序文・元々の風土あり
堀口尚次
不幸の手紙は、日本で1960年代、または1970年代頃から流行し始めた、郵便を用いた悪戯行為の一種。「これを受け取った者は、同じ内容の手紙を一定期間内に不特定多数の人物に送らないと、何らかの不幸に遭う」という内容の手紙または葉書を、不特定の相手、もしくは意図した相手に送って、さらに他の相手へ送ることを促すもの。手紙を送らないことで不幸が訪れるということに科学的な根拠は確認されていないが、この手紙を受け取った多くの人々が単なる悪戯や迷信として相手にしない一方で、多くの人々が「不幸に遭いたくない」「他の誰かに不幸を押しつけたくない」と思い悩み、警察、寺院、神社といった各団体がこれらの対応に乗り出すなど、社会問題にまで発展した。
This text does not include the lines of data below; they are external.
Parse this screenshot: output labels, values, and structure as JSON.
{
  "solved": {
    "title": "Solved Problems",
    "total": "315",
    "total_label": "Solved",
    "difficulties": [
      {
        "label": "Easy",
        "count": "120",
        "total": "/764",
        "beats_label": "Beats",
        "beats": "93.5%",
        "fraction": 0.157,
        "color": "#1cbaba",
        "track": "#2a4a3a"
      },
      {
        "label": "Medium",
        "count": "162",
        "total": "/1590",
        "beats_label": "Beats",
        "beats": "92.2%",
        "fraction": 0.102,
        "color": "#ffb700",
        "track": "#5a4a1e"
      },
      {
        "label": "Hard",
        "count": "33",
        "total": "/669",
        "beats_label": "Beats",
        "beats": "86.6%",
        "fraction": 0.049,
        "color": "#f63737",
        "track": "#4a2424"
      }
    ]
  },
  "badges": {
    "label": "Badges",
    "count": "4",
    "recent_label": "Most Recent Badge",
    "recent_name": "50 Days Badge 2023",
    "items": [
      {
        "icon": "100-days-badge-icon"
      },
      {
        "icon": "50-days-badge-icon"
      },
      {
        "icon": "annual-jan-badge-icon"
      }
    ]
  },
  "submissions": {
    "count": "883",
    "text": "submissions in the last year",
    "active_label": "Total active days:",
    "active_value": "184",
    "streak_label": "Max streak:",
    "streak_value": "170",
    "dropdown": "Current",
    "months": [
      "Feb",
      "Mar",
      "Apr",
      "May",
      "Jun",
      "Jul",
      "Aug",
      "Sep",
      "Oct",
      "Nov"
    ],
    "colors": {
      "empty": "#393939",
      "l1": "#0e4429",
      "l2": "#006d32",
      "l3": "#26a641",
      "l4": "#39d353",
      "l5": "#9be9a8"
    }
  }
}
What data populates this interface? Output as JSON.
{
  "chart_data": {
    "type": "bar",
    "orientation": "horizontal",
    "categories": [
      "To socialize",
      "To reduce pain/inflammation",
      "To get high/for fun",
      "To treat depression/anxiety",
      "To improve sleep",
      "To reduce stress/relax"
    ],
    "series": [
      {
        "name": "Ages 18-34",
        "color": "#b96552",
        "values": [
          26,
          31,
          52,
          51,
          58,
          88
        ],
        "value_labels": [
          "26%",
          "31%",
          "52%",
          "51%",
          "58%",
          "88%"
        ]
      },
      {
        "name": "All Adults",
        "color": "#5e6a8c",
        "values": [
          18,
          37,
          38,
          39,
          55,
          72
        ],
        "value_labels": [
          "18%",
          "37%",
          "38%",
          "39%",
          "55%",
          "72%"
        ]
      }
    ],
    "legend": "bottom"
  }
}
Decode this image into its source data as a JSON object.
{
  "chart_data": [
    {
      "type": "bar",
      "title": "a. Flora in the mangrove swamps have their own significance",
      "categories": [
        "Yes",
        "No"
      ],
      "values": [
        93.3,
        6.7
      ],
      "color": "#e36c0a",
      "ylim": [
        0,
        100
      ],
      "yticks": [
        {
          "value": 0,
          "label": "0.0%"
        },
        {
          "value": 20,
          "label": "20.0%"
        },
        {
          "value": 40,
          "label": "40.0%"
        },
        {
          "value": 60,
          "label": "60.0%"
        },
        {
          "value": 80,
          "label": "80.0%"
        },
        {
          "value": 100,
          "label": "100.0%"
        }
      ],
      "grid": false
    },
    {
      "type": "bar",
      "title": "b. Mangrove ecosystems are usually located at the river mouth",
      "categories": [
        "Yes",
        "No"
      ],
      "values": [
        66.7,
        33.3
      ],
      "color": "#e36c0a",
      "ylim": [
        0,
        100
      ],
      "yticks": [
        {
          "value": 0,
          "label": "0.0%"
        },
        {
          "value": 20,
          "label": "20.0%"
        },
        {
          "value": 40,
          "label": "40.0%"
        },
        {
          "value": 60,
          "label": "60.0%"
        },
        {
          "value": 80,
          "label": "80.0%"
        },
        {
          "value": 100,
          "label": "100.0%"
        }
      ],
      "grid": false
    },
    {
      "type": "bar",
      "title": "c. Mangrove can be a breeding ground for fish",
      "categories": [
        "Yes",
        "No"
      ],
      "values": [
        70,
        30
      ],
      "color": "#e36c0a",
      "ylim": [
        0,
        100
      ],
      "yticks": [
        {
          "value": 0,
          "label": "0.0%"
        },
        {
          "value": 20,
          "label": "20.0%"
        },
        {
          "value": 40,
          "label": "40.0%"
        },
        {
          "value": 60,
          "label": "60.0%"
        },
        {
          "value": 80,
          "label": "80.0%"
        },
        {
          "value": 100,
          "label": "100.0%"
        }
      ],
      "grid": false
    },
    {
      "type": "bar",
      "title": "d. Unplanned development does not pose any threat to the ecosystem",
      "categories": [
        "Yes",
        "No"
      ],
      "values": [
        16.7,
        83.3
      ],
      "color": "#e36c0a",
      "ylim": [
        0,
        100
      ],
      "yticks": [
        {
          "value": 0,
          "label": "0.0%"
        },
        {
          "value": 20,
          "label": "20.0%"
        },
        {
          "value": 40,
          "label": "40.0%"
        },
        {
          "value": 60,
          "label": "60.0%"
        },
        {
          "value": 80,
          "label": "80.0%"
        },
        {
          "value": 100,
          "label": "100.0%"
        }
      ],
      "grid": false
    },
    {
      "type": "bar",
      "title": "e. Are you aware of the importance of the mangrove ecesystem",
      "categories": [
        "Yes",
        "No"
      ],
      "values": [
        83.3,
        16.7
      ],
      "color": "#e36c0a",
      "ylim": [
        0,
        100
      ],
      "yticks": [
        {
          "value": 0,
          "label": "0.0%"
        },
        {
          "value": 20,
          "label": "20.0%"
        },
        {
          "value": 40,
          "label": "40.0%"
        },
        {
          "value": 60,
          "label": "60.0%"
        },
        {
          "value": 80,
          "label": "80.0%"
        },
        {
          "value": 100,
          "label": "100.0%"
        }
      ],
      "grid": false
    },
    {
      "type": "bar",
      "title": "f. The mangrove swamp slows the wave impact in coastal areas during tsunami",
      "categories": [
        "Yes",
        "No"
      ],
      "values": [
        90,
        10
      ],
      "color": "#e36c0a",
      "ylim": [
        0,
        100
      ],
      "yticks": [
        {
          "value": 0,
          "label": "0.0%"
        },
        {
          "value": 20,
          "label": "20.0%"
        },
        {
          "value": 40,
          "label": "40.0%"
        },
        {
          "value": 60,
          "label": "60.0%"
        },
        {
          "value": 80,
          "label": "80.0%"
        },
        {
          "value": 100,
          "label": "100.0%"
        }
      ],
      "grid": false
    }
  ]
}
近代以前の日本でも、不幸の手紙のように、幸運と不幸にまつわる発想が存在していた。江戸時代の文政年間には、大黒天の像を印刷した美濃和紙を2枚1組とし、「1枚を箪笥の引出しにおさめ、もう1枚を100件の家に配れば、幸運が訪れる」と書いて送ることが流行して、多くの人々がこれを実行した。弊害が多いために幕府により禁止されたものの、明治時代初期には再びの流行を見せた。文化10年5月には、「南の空に現れた星を見た者は必ず死ぬ」という噂が流れて、多くの人々がこれに恐怖し、その解決策として「この災いから逃れるためには、牡丹餅をこしらえて食わなければならない」との噂も流れた。翌文化11年4月には、「今年は世界がほとんど滅亡する。災難から逃れるためには、もう一度正月を祀らなければならない」との噂が流れ、これに慌てた人々が門松をたてたり、餅をついたりした。
太平洋戦争中には関西地方で、「予言をすると言われる妖怪『件(くだん)』が神戸で生まれて、『自分の話を聞いた者は、3日以内にアズキ飯かおはぎを食べれば、空襲の被害から免れる』と予言した」との噂が流れた。また同時期の昭和20年頃に東京で、「朝、ラッキョウだけで飯を食べると爆撃に遭わないが、それを実行した者は、それを知り合いに教えないと効果がない」との噂が流れた。
このように、幸運の到来と幸運を招く手段、災いの到来と災いから逃れる手段が一組になって、口コミや手紙で広まる習慣は、日本では近代以前から馴染みのあるものであり、不幸の手紙の流行は、こうした風潮が土台となったとも考えられている。